Third-quarter revenue increased 15% to $110.8 billion, compared with analysts’ average estimate of $111.8 billion. Earnings were $6.12 a share, down from $12.37 a year earlier, the company said.
John Tomlinson, director of research with M Science, said investors were hoping that conditions would have improved since Amazon’s relatively gloomy outlook in July.
“I think people were hoping that this quarter was the bottom,” Tomlinson said, referring to the period ended Sept. 30. “It doesn’t seem that’s the case. Some of the challenges they laid out didn’t seem to get worse, but they didn’t get much better, either.”
Amazon Web Services, the cloud-computing unit that brings in most of Amazon’s profit, posted sales of $16.1 billion, up 39%. That’s the division’s fastest growth rate since early 2019.

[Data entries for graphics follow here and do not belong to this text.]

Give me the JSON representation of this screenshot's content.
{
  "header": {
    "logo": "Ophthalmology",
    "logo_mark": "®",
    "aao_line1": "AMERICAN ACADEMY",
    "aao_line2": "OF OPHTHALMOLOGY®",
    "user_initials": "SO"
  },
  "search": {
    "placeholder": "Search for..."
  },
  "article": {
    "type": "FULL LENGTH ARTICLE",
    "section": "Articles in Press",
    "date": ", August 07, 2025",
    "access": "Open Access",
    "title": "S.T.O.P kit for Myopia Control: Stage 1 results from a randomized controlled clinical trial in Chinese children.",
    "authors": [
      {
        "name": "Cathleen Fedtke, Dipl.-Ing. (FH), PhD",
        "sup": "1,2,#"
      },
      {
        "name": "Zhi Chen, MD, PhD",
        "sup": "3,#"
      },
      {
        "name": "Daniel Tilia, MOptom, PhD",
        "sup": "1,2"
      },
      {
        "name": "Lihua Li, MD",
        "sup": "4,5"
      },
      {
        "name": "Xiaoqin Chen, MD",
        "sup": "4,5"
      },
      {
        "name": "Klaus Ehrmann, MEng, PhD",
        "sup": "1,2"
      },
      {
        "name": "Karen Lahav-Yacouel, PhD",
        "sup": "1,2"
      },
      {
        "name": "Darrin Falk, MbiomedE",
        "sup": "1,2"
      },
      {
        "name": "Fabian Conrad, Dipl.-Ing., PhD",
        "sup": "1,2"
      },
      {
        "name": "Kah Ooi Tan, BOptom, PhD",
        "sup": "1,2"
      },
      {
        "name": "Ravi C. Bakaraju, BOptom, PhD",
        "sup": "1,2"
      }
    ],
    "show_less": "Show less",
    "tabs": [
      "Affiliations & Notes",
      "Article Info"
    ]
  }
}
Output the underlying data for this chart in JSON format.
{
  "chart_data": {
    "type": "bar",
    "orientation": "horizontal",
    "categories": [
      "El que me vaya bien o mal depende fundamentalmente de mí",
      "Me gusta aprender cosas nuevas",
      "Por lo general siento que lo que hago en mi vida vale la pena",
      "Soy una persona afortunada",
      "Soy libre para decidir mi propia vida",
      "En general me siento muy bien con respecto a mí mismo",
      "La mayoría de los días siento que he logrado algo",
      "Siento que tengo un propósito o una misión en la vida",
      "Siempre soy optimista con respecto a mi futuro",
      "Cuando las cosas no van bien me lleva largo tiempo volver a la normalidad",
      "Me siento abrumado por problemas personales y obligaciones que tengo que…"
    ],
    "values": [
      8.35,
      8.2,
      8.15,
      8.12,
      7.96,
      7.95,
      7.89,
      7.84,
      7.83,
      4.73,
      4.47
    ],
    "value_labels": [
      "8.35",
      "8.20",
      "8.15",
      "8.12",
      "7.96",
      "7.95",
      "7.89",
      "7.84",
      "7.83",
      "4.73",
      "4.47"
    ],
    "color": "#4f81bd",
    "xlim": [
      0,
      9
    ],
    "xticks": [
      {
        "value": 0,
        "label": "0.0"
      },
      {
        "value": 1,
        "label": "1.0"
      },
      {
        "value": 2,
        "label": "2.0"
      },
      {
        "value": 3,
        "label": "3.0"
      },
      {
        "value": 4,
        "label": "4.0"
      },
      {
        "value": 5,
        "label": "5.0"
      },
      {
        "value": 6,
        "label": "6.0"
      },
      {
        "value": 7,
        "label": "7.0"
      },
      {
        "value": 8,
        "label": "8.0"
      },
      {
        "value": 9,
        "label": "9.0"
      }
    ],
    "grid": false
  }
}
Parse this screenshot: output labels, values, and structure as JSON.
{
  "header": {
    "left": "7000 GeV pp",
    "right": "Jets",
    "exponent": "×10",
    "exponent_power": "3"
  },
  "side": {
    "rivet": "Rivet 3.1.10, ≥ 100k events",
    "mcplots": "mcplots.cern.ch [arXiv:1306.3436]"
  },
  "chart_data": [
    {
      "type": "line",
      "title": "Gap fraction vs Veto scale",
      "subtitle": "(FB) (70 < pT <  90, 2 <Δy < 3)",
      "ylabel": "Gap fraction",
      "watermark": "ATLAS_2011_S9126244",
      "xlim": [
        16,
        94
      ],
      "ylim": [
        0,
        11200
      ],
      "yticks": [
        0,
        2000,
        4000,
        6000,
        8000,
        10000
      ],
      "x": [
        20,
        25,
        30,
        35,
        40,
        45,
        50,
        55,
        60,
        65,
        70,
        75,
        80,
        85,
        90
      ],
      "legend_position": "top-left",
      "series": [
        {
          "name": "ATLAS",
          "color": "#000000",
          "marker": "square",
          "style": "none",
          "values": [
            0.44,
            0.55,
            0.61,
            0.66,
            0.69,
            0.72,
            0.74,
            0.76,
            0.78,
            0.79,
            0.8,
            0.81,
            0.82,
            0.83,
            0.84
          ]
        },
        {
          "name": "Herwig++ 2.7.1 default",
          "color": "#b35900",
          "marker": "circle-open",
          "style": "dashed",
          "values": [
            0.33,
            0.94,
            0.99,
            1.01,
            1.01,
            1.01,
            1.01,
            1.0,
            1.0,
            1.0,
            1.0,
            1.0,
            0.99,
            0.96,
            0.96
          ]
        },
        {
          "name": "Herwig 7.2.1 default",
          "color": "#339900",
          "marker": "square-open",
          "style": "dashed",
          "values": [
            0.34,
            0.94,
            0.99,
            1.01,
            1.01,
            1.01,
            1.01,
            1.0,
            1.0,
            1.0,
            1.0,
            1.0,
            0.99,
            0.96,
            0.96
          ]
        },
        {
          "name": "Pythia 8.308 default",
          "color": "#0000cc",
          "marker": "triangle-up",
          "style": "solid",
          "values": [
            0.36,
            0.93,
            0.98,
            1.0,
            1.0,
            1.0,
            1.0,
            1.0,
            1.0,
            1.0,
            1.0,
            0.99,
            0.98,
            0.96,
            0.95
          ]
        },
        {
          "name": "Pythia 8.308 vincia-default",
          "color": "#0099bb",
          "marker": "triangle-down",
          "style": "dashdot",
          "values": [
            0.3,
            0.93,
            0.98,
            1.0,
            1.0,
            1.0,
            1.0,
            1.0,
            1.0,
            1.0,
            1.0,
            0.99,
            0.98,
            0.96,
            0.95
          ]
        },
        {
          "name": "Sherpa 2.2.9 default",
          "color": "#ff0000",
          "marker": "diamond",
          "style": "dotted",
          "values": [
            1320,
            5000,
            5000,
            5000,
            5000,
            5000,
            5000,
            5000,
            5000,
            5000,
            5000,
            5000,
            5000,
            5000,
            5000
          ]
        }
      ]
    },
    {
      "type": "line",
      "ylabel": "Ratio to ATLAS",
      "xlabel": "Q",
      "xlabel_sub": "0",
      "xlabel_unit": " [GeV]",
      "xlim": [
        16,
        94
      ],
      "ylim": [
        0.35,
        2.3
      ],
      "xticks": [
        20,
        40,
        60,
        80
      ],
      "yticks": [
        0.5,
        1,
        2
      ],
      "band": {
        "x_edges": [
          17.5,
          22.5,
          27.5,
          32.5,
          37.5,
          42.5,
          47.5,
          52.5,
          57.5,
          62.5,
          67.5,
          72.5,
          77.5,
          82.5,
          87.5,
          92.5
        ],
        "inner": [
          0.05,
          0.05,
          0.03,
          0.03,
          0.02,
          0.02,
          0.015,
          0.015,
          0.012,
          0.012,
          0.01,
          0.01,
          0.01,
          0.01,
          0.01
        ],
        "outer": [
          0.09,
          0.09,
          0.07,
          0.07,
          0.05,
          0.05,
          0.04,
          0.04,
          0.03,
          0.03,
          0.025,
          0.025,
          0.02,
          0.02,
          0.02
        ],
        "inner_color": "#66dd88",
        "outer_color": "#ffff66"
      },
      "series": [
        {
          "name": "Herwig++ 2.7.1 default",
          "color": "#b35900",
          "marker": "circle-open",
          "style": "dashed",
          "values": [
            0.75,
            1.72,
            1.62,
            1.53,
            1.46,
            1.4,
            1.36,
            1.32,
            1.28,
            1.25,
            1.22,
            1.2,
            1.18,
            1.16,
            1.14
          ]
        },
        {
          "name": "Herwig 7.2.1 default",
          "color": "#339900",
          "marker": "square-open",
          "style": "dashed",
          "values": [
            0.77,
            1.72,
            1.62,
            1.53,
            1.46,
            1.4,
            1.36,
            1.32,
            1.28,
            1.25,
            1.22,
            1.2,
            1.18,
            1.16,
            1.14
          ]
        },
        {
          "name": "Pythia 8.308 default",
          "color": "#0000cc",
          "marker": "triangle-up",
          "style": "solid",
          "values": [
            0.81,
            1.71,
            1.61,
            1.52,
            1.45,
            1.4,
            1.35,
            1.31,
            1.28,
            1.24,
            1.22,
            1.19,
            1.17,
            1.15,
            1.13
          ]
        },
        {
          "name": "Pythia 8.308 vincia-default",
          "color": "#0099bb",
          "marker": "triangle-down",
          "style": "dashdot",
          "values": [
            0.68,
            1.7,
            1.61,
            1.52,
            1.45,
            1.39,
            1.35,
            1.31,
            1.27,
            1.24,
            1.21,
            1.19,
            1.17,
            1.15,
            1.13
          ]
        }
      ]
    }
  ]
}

Revenue from online stores, the company’s main retail business, increased just 3% to almost $50 billion. The “other” category, which is primarily advertising, rose 49% to $8.09 billion, a rapid expansion, but slower than the pace of recent quarters.
Thursday marks the second time in as many years that Amazon has warned that pandemic-era challenges could wipe out its profit. The first, in April 2020, had Bezos asking shareholders to buckle up. The projection proved too cautious, and Amazon reported its most profitable quarter in company history just three months later.
“The soft guidance for Q4 would be more concerning if Amazon didn’t have a track record of over-performing during the holiday quarter,” said Andrew Lipsman, an analyst at EMarketer. “Bright spots in Q3 earnings are the acceleration of AWS and continued strength in the ads business, both of which will drop a lot of profit to the bottom line next quarter if the e-commerce business rebounds.”